How do firms respond to price wars?

Research Seminars
Academic Areas Strategy
Sendil Ethiraj, Term Chair Professor of Strategy and Entrepreneurship and Editor of Strategic Management Journal, London Business SchoolLondon Business School Term Chair Professor of Strategy and Entrepreneurship and Editor of Strategic Management Journal
January 9, 2008 | 11:00 AM - 12:30 PM | Wednesday
AC 2 MLT, Level - 2, Hyderabad, India
Open to Public
The starting point for this paper is the observed empirical patterns in U.S. crude oil industry in the wake of the OPEC initiated price war that commenced in December 2014. We observe that, in line with theoretical expectations, there was a decrease in entry of shale oil wells in the wake of the price war.
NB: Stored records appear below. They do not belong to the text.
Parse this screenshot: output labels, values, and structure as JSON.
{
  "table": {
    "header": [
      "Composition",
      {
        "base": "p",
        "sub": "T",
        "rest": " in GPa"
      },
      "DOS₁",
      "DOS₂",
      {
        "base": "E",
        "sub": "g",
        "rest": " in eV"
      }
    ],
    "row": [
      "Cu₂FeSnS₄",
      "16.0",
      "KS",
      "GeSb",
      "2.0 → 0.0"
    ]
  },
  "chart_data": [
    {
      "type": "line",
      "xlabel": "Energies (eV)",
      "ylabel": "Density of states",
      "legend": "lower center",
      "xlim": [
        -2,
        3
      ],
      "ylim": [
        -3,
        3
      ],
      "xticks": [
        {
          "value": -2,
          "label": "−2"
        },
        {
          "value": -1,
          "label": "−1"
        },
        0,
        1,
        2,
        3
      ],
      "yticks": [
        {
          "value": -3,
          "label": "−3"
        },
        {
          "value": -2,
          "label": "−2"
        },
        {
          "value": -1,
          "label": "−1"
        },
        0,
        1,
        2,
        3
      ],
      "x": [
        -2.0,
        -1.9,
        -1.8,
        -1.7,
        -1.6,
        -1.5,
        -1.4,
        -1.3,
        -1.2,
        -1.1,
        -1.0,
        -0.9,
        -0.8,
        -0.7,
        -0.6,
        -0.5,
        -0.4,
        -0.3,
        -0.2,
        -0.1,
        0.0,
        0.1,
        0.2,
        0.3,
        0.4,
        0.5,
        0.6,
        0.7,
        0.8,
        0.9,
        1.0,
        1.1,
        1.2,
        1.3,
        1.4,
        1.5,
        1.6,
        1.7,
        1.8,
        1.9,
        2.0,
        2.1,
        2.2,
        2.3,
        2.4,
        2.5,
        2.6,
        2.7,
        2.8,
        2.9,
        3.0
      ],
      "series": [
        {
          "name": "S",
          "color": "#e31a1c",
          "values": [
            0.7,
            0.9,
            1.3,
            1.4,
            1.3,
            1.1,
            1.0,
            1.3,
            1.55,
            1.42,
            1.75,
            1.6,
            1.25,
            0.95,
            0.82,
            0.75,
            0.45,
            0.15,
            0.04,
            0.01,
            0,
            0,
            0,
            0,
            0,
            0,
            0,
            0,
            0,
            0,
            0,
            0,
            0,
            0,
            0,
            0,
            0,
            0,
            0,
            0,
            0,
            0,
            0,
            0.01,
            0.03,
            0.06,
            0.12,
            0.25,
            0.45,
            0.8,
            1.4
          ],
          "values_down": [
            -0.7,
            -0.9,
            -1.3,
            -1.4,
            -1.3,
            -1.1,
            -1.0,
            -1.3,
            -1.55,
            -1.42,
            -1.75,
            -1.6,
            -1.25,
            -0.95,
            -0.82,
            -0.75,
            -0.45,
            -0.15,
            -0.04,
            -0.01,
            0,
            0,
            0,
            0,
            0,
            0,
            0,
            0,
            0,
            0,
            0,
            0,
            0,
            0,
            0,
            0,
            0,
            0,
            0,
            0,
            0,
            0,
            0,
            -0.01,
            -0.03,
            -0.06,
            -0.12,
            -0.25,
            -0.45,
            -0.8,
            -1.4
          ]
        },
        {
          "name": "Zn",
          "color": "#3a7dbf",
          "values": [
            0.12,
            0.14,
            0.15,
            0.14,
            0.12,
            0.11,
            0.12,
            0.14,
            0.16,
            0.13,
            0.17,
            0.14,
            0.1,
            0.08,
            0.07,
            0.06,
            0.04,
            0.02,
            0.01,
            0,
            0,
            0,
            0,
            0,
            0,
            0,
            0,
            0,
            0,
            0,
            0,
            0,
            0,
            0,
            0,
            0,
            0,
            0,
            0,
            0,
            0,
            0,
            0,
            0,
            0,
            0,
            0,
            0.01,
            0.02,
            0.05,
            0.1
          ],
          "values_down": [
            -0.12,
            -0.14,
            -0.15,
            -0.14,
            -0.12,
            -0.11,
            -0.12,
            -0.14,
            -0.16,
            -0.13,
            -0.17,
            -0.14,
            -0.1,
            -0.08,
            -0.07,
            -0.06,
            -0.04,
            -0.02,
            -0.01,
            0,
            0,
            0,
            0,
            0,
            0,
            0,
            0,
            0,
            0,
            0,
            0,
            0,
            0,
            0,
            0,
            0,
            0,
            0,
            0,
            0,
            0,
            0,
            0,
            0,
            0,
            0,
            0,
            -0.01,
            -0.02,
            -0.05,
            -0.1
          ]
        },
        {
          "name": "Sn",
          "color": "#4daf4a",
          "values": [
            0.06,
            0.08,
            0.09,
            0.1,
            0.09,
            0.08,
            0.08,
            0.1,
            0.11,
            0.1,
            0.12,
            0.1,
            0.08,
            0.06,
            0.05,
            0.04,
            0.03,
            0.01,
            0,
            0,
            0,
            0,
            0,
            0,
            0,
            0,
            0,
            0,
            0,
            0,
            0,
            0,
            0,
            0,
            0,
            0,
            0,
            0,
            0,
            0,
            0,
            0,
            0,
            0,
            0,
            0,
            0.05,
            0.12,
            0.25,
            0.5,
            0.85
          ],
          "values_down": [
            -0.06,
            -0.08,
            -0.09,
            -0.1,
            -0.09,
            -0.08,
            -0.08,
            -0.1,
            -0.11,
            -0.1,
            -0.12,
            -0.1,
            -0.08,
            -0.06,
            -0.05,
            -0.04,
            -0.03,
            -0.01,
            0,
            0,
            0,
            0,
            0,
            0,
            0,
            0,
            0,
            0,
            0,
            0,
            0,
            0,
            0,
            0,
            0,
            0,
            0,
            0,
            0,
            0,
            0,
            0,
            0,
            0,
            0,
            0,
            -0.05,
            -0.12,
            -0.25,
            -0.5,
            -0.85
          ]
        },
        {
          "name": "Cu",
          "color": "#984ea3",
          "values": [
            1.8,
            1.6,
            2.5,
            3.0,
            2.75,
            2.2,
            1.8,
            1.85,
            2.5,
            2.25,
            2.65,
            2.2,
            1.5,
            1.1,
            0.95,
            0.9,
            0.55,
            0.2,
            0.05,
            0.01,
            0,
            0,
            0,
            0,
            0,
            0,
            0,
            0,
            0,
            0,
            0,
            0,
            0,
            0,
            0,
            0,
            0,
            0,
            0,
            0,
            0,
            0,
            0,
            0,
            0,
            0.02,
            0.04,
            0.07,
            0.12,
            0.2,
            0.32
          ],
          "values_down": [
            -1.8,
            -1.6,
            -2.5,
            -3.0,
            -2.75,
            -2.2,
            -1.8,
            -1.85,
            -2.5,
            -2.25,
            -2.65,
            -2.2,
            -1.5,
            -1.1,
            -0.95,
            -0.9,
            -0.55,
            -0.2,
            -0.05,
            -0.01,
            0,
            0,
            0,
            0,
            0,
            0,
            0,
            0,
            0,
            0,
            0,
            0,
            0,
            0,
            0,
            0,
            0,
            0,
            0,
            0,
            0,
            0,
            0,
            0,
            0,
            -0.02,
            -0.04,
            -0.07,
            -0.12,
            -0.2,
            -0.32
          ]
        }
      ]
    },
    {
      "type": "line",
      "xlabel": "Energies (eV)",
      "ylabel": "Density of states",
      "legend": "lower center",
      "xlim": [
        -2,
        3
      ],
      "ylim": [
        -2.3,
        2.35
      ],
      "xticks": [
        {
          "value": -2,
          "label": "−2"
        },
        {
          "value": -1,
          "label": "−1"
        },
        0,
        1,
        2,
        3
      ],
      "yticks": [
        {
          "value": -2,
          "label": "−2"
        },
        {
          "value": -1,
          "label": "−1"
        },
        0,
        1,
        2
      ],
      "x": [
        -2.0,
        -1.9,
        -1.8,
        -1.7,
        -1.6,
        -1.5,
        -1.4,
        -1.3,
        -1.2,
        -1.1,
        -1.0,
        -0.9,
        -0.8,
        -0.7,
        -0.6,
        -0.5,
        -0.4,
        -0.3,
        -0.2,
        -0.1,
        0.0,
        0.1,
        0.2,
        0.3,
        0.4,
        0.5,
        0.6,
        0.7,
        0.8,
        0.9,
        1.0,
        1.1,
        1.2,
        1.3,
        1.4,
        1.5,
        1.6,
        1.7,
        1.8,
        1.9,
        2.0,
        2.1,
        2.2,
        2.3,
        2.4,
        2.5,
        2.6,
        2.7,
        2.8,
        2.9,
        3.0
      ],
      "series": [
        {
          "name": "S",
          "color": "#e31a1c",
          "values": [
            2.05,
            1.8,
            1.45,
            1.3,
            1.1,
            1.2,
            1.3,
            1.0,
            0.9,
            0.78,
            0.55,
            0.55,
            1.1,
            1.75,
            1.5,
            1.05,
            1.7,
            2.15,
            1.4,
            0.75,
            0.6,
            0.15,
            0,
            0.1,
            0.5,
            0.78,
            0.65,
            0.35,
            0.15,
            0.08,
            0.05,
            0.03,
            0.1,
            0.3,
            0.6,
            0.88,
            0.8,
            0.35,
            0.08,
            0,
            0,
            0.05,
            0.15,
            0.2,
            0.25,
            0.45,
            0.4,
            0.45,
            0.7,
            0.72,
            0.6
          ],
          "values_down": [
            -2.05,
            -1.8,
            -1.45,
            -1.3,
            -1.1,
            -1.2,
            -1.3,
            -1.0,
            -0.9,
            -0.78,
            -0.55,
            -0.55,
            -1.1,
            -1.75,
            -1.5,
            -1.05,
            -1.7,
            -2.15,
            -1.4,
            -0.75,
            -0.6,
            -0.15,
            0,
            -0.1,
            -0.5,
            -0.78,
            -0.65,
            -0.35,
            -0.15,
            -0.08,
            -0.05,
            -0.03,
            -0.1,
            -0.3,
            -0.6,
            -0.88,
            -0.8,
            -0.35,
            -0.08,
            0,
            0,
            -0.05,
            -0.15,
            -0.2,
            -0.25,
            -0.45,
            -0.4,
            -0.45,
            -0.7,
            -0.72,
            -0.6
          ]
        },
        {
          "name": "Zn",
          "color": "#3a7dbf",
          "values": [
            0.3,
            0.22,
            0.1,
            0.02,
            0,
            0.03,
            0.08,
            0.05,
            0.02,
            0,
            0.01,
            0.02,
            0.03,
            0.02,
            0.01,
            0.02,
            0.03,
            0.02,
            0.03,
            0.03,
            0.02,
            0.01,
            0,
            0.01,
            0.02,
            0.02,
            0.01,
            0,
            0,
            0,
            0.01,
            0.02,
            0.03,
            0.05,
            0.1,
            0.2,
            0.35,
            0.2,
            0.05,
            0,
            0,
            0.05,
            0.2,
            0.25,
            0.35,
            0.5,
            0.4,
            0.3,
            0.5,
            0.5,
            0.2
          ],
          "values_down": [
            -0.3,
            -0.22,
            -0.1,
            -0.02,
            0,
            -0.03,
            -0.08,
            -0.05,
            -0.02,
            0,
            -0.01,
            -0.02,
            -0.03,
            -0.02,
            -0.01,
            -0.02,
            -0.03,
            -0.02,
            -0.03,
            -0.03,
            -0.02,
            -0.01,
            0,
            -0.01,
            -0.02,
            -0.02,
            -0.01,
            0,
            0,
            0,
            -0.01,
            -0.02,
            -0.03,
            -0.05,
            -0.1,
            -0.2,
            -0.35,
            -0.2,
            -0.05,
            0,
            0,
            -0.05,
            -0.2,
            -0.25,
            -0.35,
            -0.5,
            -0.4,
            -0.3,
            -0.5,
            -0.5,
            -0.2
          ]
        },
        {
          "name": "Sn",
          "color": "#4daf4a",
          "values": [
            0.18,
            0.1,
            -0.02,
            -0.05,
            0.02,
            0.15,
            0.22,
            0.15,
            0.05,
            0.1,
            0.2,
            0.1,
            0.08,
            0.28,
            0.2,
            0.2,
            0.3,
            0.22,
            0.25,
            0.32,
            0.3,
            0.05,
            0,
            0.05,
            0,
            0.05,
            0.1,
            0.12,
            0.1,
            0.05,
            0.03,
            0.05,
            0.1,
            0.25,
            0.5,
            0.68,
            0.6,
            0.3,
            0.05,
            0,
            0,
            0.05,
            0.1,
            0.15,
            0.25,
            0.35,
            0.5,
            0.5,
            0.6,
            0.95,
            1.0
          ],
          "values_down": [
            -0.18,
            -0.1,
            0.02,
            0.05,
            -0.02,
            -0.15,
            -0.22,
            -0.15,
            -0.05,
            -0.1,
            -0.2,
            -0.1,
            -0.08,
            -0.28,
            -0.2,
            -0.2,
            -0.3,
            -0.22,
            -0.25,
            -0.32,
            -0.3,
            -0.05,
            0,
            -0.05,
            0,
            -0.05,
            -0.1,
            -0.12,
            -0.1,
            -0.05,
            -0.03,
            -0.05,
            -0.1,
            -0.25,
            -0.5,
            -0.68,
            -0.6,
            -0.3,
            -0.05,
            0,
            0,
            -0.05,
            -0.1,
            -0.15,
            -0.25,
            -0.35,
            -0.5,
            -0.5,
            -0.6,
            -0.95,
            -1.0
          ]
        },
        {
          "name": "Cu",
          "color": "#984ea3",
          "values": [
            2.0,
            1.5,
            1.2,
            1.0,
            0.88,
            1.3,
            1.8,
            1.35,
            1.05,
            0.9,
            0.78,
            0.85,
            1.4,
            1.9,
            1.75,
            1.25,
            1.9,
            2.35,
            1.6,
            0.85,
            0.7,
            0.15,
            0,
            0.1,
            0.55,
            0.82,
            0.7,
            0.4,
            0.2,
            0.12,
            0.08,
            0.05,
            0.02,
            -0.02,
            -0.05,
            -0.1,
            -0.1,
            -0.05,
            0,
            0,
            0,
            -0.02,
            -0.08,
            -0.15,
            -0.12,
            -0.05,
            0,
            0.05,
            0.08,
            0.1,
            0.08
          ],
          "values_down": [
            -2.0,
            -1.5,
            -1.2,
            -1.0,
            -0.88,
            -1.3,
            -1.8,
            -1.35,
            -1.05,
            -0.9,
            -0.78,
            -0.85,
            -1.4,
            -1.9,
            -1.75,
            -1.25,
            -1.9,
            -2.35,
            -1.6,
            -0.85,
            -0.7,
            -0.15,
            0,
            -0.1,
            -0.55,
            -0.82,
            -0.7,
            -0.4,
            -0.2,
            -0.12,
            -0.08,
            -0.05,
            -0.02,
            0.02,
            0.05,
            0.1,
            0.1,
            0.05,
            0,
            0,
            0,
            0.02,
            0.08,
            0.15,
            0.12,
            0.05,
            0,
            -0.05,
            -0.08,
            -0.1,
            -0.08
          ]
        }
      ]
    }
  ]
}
However, contrary to expectations, the U.S.-based shale oil firms experienced productivity growth (i.e., greater oil per well) in the wake of the price war. We sought to examine why and how firms adapt to the price war. We outline a simple model to sharpen the intuition behind our theory. We show that prices, the fixed cost of entry (drilling a well), and the returns to process R&D (that reduce the variable cost of production) together determine the profit maximizing decision of firms. In the regime before the price war, increases in price-cost margins coupled with the greater relative returns to drilling wells leads the shale producers to maximize the drilling of wells and ignore opportunities to engage in cost-reducing R&D (subject to an arbitrary but binding budget constraint). In the wake of the price war, however, the decision calculus shifts as price-cost margins turn negative and increase the relative value of cost-reducing R&D. This results in firms eschewing drilling wells in order to save on fixed costs and shift spending toward R&D. Results using data on oil production in the U.S. at the well-level lend support for our theory. We further explore the mechanisms behind the productivity growth of shale oil firms. The paper concludes with implications for understanding the drivers of innovation and change in technological trajectories.